そんなことを感じ始めたある日、最初の仕事が入ってきた。タカシさんという八十代の一人暮らしの男性が生活に不便を感じており、そこの援助に行って欲しいというのだ。タカシさんは足腰が悪く、週に三回、買い物や調理のためにヘルパーが入ることになった。私は月曜日の援助を担当し、水曜日と金曜日は女性のヘルパーが入ることになった。

タカシさんの援助に入るときは緊張した。慣れない仕事で緊張したのではない。タカシさんの風貌から威圧感を感じたため、距離を置いた関係にどうしてもなってしまうのだ。

長いこと土木工事の仕事に従事し、親方まで務めたというタカシさんに対して、私はどうしてもよそよそしい態度になってしまった。筋肉質で厚い胸板を持ち、丸刈りにしたタカシさんの風貌には迫力があった。野太い声と無駄な雑談は一切しないという態度からも、近寄りがたい印象を受けた。私はタカシさんに頼まれて料理を作ったりしてみたが、「おいしい」とも言わなかったし、「おいしくない」とも言わなかった。

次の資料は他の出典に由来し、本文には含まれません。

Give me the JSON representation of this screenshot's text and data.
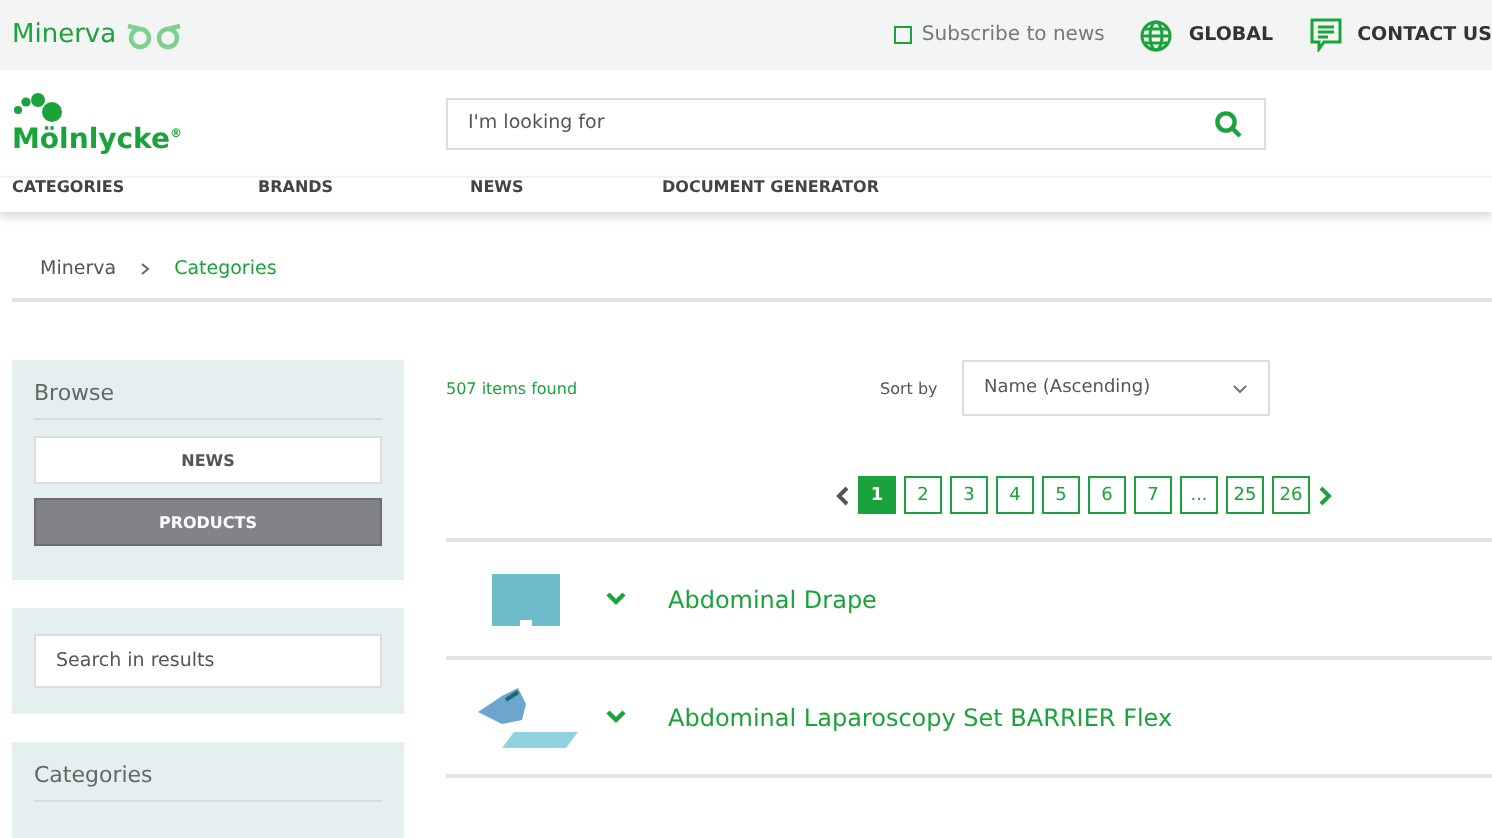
{
  "top_bar": {
    "site_name": "Minerva",
    "subscribe": {
      "label": "Subscribe to news",
      "checked": false
    },
    "region": "GLOBAL",
    "contact": "CONTACT US"
  },
  "header": {
    "logo_text": "Mölnlycke",
    "logo_mark": "®",
    "search": {
      "placeholder": "I'm looking for"
    }
  },
  "nav": [
    "CATEGORIES",
    "BRANDS",
    "NEWS",
    "DOCUMENT GENERATOR"
  ],
  "breadcrumb": [
    {
      "label": "Minerva",
      "current": false
    },
    {
      "label": "Categories",
      "current": true
    }
  ],
  "sidebar": {
    "browse": {
      "title": "Browse",
      "items": [
        {
          "label": "NEWS",
          "selected": false
        },
        {
          "label": "PRODUCTS",
          "selected": true
        }
      ]
    },
    "search": {
      "placeholder": "Search in results"
    },
    "categories": {
      "title": "Categories"
    }
  },
  "results": {
    "count": "507 items found",
    "sort_label": "Sort by",
    "sort_value": "Name (Ascending)",
    "pages": [
      {
        "label": "1",
        "selected": true
      },
      {
        "label": "2",
        "selected": false
      },
      {
        "label": "3",
        "selected": false
      },
      {
        "label": "4",
        "selected": false
      },
      {
        "label": "5",
        "selected": false
      },
      {
        "label": "6",
        "selected": false
      },
      {
        "label": "7",
        "selected": false
      },
      {
        "label": "...",
        "selected": false
      },
      {
        "label": "25",
        "selected": false
      },
      {
        "label": "26",
        "selected": false
      }
    ],
    "items": [
      {
        "name": "Abdominal Drape",
        "kind": "drape"
      },
      {
        "name": "Abdominal Laparoscopy Set BARRIER Flex",
        "kind": "set"
      }
    ]
  }
}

思い描いていた介護の姿と違う——。そんなことを思った。求人雑誌のヘルパー募集の広告に載っているような、エプロンをつけた介護職員と笑顔の高齢者が談笑しているといった風景がまったく出現しないのだ。他のヘルパーさんがどうなのか分からないが、私とタカシさんのあいだには緊迫した空気が流れ、人間同士のふれあいというよりは一瞬たりとも気の抜けない真剣勝負のような張り詰めた感覚があった。

これはヘルパー交代も近いかもしれない。

訪問介護の現場では、ヘルパー交代という権利が利用者さんには与えられている。相性の良くないヘルパーが来たときは、利用者さんは事務所に連絡して、
「別のヘルパーに来て欲しい」

と要望を出すことができるのだ。病院に入院して、
「担当の看護師を交代して欲しい」

と要望を出すことは難しいが、訪問介護の現場では一つの権利として与えられている。自宅は利用者さんが主役であり、つねに利用者さんの意志を尊重し優先させるという理念に基づいたものだ。タカシさんが、
「あのヘルパーを来させないで欲しい」

と言ってきた場合は、大人しく従おうと思った。タカシさんにはその権利があるのだ。

ある日、料理の最中に、タカシさんが、
「実はあなたに話があるんだ」

と言ってきた。やっぱり——。

女性ヘルパーのほうが細やかなところに気がつくだろうな、と思って聞いてみると、まったく違った。タカシさんはこんなことを言ってきたのだ。
「八十代半ばになって、だいぶ身体が動かなくなってきた。一人で入浴するのがしんどい。だから、あなたに入浴介助をお願いできないか」

そんなことを言ってきたのだ。私も介護職員だから入浴介助は頼まれればするが——。

タカシさんは、少しためらいながら、こんなことを言った。
「自分はどうも裸を見られることに抵抗がある。恥ずかしいんだ。その点、同じ男性なら少しは気がらくだ。今まで女性ヘルパーばかりが自宅に来たが、こうして男性ヘルパーが来てくれたことは何かの縁だ。やってくれないだろうか」

私は、タカシさんのことを外見と経歴で判断していたが、実際はとても繊細な人だった。屈強な身体つきをしているからといって、内面まで荒々しいわけではない。デリケートな内面をタカシさんが持っていることを知り、私はそれまでの表面的な人間洞察を恥じ、詫びたくなった。

翌週、タカシさんは着ているものを脱いで、私の介助で入浴した。

浴槽に浸かり、
「男のヘルパーさんが来てくれて助かったよ」

と呟くのを聞いたとき、介護職員として少しは力になれたかな、と思った。